The lower house of parliament voted 396 to 99 to pass the law championed by Salvini, who took office in June in a coalition with the anti-establishment 5-Star Movement.

The new law eliminates humanitarian grounds for granting protection to refugees -- asylum that is not tied to political persecution or war. It also funnels millions of euros to law enforcement and anti-mafia administrators.

"I'm willing to host women and children who are escaping from war ... But all the others, no," Salvini said on Thursday, referring to the new legislation. "I don't want to be seen as an idiot."

Italy will still award asylum to war refugees or victims of political persecution. But it will no longer hand out "humanitarian" asylum, which was given to those who had "serious reasons" to flee their home country - a category that has often included homosexuals fleeing harsh anti-gay laws in Africa.

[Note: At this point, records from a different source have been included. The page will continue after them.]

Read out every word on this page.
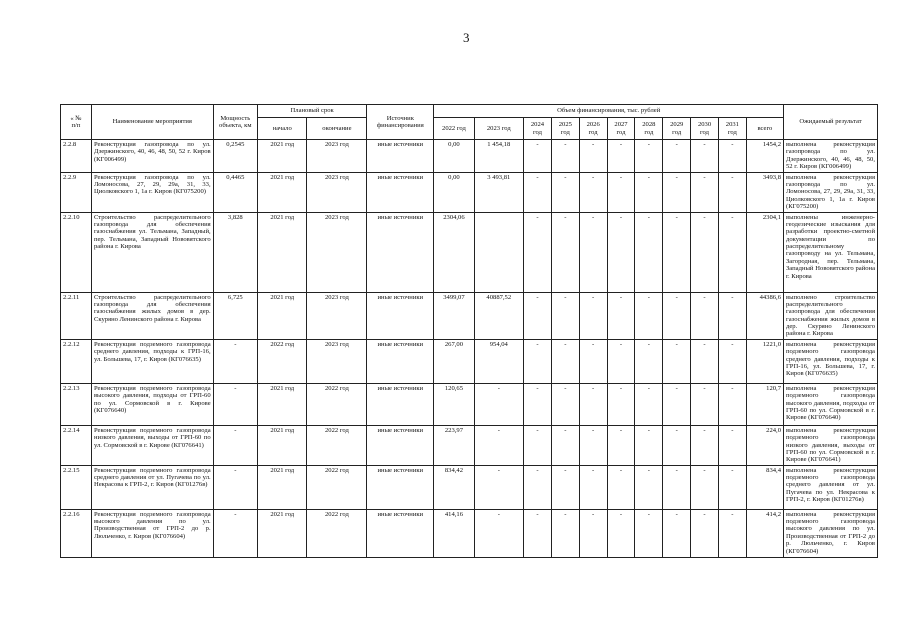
3
« №
п/п	Наименование мероприятия	Мощность объекта, км	Плановый срок		Источник финансирования	Объем финансирования, тыс. рублей											Ожидаемый результат
			начало	окончание		2022 год	2023 год	2024 год	2025 год	2026 год	2027 год	2028 год	2029 год	2030 год	2031 год	всего	
2.2.8	Реконструкция газопровода по ул. Дзержинского, 40, 46, 48, 50, 52 г. Киров (КГ006499)	0,2545	2021 год	2023 год	иные источники	0,00	1 454,18	-	-	-	-	-	-	-	-	1454,2	выполнена реконструкция газопровода по ул. Дзержинского, 40, 46, 48, 50, 52 г. Киров (КГ006499)
2.2.9	Реконструкция газопровода по ул. Ломоносова, 27, 29, 29а, 31, 33, Циолковского 1, 1а г. Киров (КГ075200)	0,4465	2021 год	2023 год	иные источники	0,00	3 493,81	-	-	-	-	-	-	-	-	3493,8	выполнена реконструкция газопровода по ул. Ломоносова, 27, 29, 29а, 31, 33, Циолковского 1, 1а г. Киров (КГ075200)
2.2.10	Строительство распределительного газопровода для обеспечения газоснабжения ул. Тельмана, Западный, пер. Тельмана, Западный Нововятского района г. Кирова	3,828	2021 год	2023 год	иные источники	2304,06		-	-	-	-	-	-	-	-	2304,1	выполнены инженерно-геодезические изыскания для разработки проектно-сметной документации по распределительному газопроводу на ул. Тельмана, Загородная, пер. Тельмана, Западный Нововятского района г. Кирова
2.2.11	Строительство распределительного газопровода для обеспечения газоснабжения жилых домов в дер. Скуряно Ленинского района г. Кирова	6,725	2021 год	2023 год	иные источники	3499,07	40887,52	-	-	-	-	-	-	-	-	44386,6	выполнено строительство распределительного газопровода для обеспечения газоснабжения жилых домов в дер. Скуряно Ленинского района г. Кирова
2.2.12	Реконструкция подземного газопровода среднего давления, подходы к ГРП-16, ул. Большева, 17, г. Киров (КГ076635)	-	2022 год	2023 год	иные источники	267,00	954,04	-	-	-	-	-	-	-	-	1221,0	выполнена реконструкция подземного газопровода среднего давления, подходы к ГРП-16, ул. Большева, 17, г. Киров (КГ076635)
2.2.13	Реконструкция подземного газопровода высокого давления, подходы от ГРП-60 по ул. Сормовской в г. Кирове (КГ076640)	-	2021 год	2022 год	иные источники	120,65	-	-	-	-	-	-	-	-	-	120,7	выполнена реконструкция подземного газопровода высокого давления, подходы от ГРП-60 по ул. Сормовской в г. Кирове (КГ076640)
2.2.14	Реконструкция подземного газопровода низкого давления, выходы от ГРП-60 по ул. Сормовской в г. Кирове (КГ076641)	-	2021 год	2022 год	иные источники	223,97	-	-	-	-	-	-	-	-	-	224,0	выполнена реконструкция подземного газопровода низкого давления, выходы от ГРП-60 по ул. Сормовской в г. Кирове (КГ076641)
2.2.15	Реконструкция подземного газопровода среднего давления от ул. Пугачева по ул. Некрасова к ГРП-2, г. Киров (КГ01276в)	-	2021 год	2022 год	иные источники	834,42	-	-	-	-	-	-	-	-	-	834,4	выполнена реконструкция подземного газопровода среднего давления от ул. Пугачева по ул. Некрасова к ГРП-2, г. Киров (КГ01276в)
2.2.16	Реконструкция подземного газопровода высокого давления по ул. Производственная от ГРП-2 до р. Люльченко, г. Киров (КГ076604)	-	2021 год	2022 год	иные источники	414,16	-	-	-	-	-	-	-	-	-	414,2	выполнена реконструкция подземного газопровода высокого давления по ул. Производственная от ГРП-2 до р. Люльченко, г. Киров (КГ076604)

More than 20,000 people, or 25 percent of those who sought asylum, got "humanitarian" protection last year, and the tens of thousands of others received it in previous years will now likely lose their legal status when their documents expire.

The League's lawmakers celebrated the passage of the law on Thursday by unfurling a banner outside the lower house of parliament that read: "The Salvini decree is law; the good times (for migrants) are over."

Salvini campaigned on an anti-immigration platform against the backdrop of hundreds of thousands of migrant-ship arrivals from North Africa in recent years, and he closed the country's ports to migrant rescue ships after taking office.

Largely as a result of his hard line on immigration, the League, after winning some 17 percent in the March election, has doubled its support, rocketing past its 5-Star partner.

The League's backing is now 34 percent, compared with 25 percent for 5-Star, a Noto Sondaggi poll published this week showed.

Just before the passage of the legislation Salvini reaffirmed his tough stand on immigration, saying he opposed a United Nations pact to regulate the treatment of migrants that Italy had supported, prompting Prime Minister Giuseppe Conte to call a parliamentary debate on the issue.

The new law also foresees the use of electric tasers for the first time by local police, and increases jail time for people who promote illegal occupations of public or private buildings.

In response to a series of attacks in Europe aimed at causing mass casualties, the law heightens controls on people who rent trucks, and strips naturalised foreigners who are convicted on terrorism charges of their Italian citizenship.